Heck, no, he said last week. In fact, he thinks the Legislature could adjourn before the court acts.
“I think we’ve done our job. I think it’s a good bill,” Merrick said.
Good for him. But whether it’s really a “good bill” is for the court to decide.
If this is Merrick playing a game of chicken with the Supreme Court, he’s going to lose it badly if the ruling comes out against the Legislature.
At that point, most people in Kansas would be pointing their fingers at Merrick and other lawmakers, telling them to get the problems fixed and fixed fast.
Not allowing schools to open in Kansas? That would be the height of incompetence by lawmakers.
▪ Merrick last week expressed frustration with the budget estimates provided by Gov. Sam Brownback’s staff, legislative staff and university economists.
He made his comments just days before new projections are scheduled to be released this week by the Consensus Revenue Estimating Group. It helps the Legislature figure out how to pay for public services every year.
Incredibly, Merrick doesn’t think providing “estimates” is the way to plan for budgets in Kansas.
“I don’t understand, and I’ve never — I’ve been (in the Legislature) 17 years — I never, never knew how you could run governments on estimates...,” Merrick said.

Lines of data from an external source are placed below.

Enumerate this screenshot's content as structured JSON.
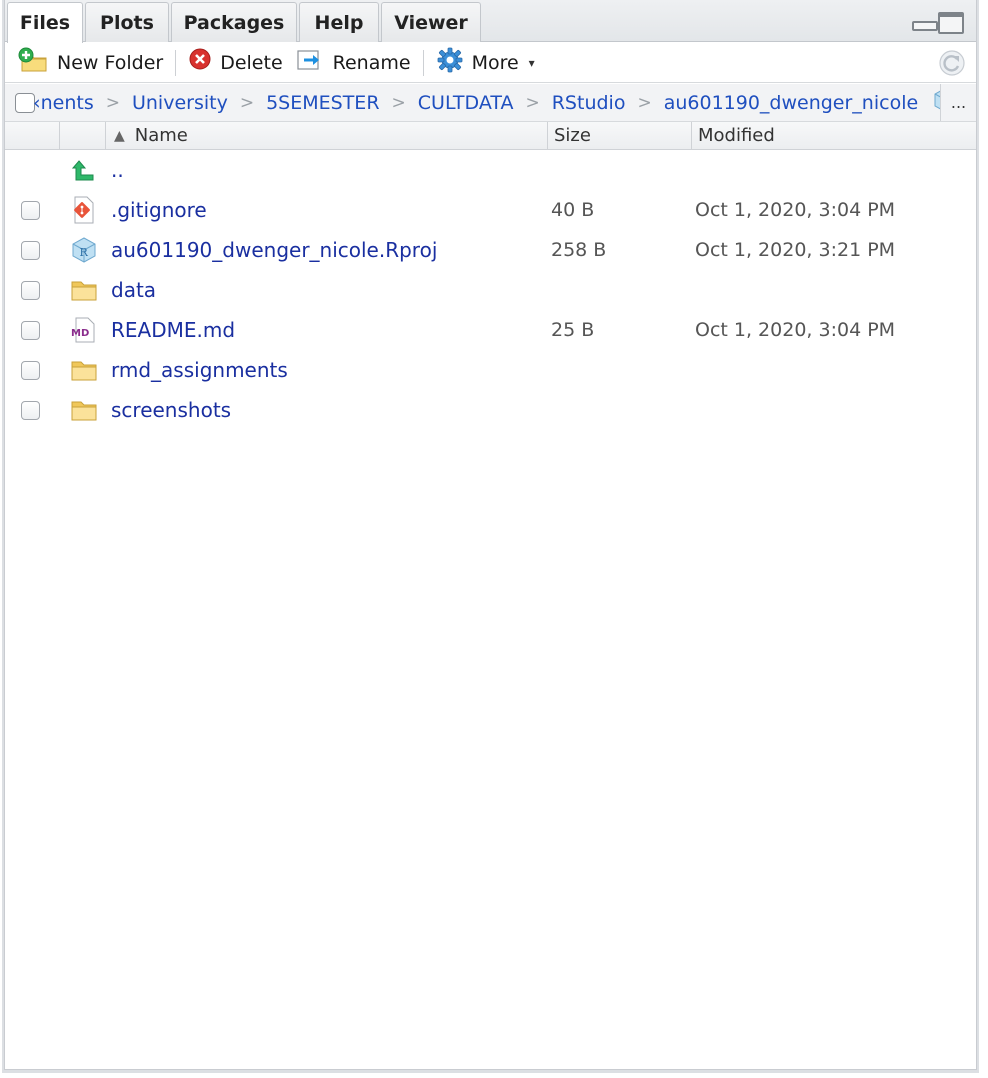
{
  "tabs": [
    {
      "label": "Files",
      "active": true
    },
    {
      "label": "Plots",
      "active": false
    },
    {
      "label": "Packages",
      "active": false
    },
    {
      "label": "Help",
      "active": false
    },
    {
      "label": "Viewer",
      "active": false
    }
  ],
  "toolbar": {
    "new_folder": "New Folder",
    "delete": "Delete",
    "rename": "Rename",
    "more": "More"
  },
  "breadcrumb": {
    "items": [
      "‹nents",
      "University",
      "5SEMESTER",
      "CULTDATA",
      "RStudio",
      "au601190_dwenger_nicole"
    ],
    "overflow": "..."
  },
  "columns": {
    "name": "Name",
    "size": "Size",
    "modified": "Modified"
  },
  "files": [
    {
      "name": "..",
      "size": "",
      "modified": "",
      "icon": "parent-dir-icon"
    },
    {
      "name": ".gitignore",
      "size": "40 B",
      "modified": "Oct 1, 2020, 3:04 PM",
      "icon": "gitignore-icon"
    },
    {
      "name": "au601190_dwenger_nicole.Rproj",
      "size": "258 B",
      "modified": "Oct 1, 2020, 3:21 PM",
      "icon": "rproj-icon"
    },
    {
      "name": "data",
      "size": "",
      "modified": "",
      "icon": "folder-icon"
    },
    {
      "name": "README.md",
      "size": "25 B",
      "modified": "Oct 1, 2020, 3:04 PM",
      "icon": "markdown-icon"
    },
    {
      "name": "rmd_assignments",
      "size": "",
      "modified": "",
      "icon": "folder-icon"
    },
    {
      "name": "screenshots",
      "size": "",
      "modified": "",
      "icon": "folder-icon"
    }
  ],
  "colors": {
    "link": "#1f4fbf",
    "file_name": "#1a2fa0"
  }
}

What a nonsensical comment.
State and local governments around the country make budget estimates every year as they try to pass annual budgets. Those numbers often are updated as the year rolls on, in case changes have to be made.
Many others set their budgets based on “estimates,” too, including businesses and nonprofits.
Here’s what Merrick is really upset about: The budget estimates have been wrong month after month, as the state continues to bring in less revenue than once expected.
Largely because Merrick and the Legislature in 2012 approved income tax cuts pushed by Brownback, which slashed state receipts by more than $600 million a year.
Despite what Merrick thinks, the state still needs to provide budget estimates.
But the experts need to be more realistic. They must acknowledge that the Brownback tax cuts have done more damage than first expected to the stream of money that’s supposed to provide public services to Kansans.